Just then, Jimmy calls June to say that he urgently needs to share some information and arrives at her place. This is when Missing discloses its rather deflating ‘big’ reveal: according to her security cameras, it is June’s father standing on her doorstep. A montage of previous search histories unfolds the mystery: when June was young, James was quite abusive towards Grace (whose real name is Sarah). Knowing that he could not be sent away to prison for long for domestic abuse, Grace turns James in for drug possession. She contacted a lawyer — who turned out to be Heather — to help her change her identity (which is why Heather was blackmailed and ultimately killed). She took June away to create a new life, and protected her by telling her that her father had passed away. During his twelve years in prison, James apparently met Kevin, who helped him orchestrate the entire plan to kidnap Grace on the way to the airport.

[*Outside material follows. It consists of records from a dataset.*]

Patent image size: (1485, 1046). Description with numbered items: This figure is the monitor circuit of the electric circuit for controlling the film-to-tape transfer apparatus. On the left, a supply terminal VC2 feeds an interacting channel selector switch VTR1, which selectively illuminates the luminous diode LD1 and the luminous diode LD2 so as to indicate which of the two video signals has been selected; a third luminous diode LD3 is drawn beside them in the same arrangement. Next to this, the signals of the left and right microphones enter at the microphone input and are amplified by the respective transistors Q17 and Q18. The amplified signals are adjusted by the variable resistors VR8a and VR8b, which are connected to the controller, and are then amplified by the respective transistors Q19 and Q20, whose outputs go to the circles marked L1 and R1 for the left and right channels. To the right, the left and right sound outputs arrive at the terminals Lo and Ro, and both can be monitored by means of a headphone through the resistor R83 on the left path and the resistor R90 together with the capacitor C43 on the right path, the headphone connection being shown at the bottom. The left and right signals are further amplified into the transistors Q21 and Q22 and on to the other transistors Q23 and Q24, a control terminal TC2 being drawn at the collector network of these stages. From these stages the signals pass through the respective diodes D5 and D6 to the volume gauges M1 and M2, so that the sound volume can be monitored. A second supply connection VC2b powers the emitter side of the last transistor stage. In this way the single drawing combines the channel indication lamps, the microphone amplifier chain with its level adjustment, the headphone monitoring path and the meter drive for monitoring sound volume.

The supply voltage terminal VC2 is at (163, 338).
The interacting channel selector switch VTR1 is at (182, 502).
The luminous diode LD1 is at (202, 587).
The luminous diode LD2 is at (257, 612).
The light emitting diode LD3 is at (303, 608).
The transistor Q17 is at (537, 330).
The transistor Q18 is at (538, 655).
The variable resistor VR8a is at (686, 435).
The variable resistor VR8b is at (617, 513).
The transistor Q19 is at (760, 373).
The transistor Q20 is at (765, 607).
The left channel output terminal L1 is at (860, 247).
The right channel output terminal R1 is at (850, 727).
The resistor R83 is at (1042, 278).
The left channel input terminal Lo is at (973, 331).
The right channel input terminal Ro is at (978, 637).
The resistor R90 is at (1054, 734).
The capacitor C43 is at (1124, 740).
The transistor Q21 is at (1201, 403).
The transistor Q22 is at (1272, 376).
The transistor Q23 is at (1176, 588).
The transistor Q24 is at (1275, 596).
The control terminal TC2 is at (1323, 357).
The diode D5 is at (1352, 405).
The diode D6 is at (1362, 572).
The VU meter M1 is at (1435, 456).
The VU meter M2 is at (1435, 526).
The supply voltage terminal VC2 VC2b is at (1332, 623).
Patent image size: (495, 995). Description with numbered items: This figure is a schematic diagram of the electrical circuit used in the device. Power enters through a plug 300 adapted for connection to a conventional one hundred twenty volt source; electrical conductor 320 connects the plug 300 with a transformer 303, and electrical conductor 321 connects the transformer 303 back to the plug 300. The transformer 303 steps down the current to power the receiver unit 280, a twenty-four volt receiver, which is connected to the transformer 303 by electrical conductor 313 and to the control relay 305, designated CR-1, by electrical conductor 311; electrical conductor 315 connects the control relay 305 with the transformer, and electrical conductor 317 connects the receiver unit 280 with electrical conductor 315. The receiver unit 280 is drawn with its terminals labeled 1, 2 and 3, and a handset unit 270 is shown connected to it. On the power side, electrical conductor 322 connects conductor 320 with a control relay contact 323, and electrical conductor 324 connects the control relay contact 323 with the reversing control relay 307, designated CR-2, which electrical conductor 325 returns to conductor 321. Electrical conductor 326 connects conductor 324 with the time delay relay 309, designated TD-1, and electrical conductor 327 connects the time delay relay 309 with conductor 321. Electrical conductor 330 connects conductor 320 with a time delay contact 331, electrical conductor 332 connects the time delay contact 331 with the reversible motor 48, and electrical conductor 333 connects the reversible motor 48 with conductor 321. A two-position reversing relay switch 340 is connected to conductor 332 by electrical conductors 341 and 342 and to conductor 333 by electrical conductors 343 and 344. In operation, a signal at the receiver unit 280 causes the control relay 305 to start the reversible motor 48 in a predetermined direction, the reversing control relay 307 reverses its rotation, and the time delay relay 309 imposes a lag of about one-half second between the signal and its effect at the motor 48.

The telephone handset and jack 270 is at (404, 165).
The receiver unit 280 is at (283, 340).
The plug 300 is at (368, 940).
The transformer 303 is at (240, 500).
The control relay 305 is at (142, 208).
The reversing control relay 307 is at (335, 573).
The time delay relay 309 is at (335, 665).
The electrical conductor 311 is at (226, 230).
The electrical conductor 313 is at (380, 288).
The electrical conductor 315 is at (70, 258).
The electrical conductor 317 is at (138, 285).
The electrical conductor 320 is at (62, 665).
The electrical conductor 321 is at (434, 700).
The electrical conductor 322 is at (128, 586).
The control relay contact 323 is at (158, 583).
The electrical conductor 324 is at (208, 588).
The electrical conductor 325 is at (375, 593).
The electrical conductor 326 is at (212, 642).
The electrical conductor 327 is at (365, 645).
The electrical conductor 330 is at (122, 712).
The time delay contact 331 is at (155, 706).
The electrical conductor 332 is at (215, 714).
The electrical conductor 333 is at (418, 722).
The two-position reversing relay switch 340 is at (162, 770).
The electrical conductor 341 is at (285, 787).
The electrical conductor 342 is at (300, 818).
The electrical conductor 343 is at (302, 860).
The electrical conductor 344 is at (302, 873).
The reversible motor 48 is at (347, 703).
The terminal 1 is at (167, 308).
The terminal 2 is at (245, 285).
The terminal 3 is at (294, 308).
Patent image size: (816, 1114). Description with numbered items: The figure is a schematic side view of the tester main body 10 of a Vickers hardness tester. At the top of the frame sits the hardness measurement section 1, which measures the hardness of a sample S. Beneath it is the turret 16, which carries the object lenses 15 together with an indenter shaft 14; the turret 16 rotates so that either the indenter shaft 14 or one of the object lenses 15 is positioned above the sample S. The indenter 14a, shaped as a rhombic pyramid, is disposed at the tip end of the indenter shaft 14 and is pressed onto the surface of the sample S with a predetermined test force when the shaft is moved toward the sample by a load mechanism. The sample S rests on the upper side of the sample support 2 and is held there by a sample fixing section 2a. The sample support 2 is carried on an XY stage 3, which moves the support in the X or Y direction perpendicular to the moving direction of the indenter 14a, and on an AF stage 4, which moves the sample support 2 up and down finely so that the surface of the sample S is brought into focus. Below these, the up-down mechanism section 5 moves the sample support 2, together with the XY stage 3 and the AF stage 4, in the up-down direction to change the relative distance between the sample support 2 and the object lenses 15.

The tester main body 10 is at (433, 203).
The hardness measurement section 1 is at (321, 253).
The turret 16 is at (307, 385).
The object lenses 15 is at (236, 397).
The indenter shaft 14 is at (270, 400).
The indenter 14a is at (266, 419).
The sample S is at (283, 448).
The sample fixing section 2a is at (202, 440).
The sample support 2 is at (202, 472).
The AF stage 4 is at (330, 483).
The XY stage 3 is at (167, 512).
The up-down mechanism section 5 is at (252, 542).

James, however, claims that Grace was emotionally unstable and had him arrested under false charges. A distraught June catches him in his lie, and James kidnaps her. He takes her to the abandoned house, where he has also kept Grace. While June is locked up in a room, Grace escapes and finds her. June manages to get through to Javier on her Apple Watch, but when that call is cut off, she uses the audio feed on James’ security camera (the footage of which is still open on her laptop at home) to tell Siri to call 911. James stabs Grace, and then tries to force June to go away with him. A revived Grace attacks him from behind and fatally stabs him with a broken piece of glass.

The scene of his death transitions to a true crime Netflix special made about June’s story. It is now one year later, when June is in college and Grace has recovered from her gunshot wound. They both finalize their plans to meet, and say a heartfelt goodbye.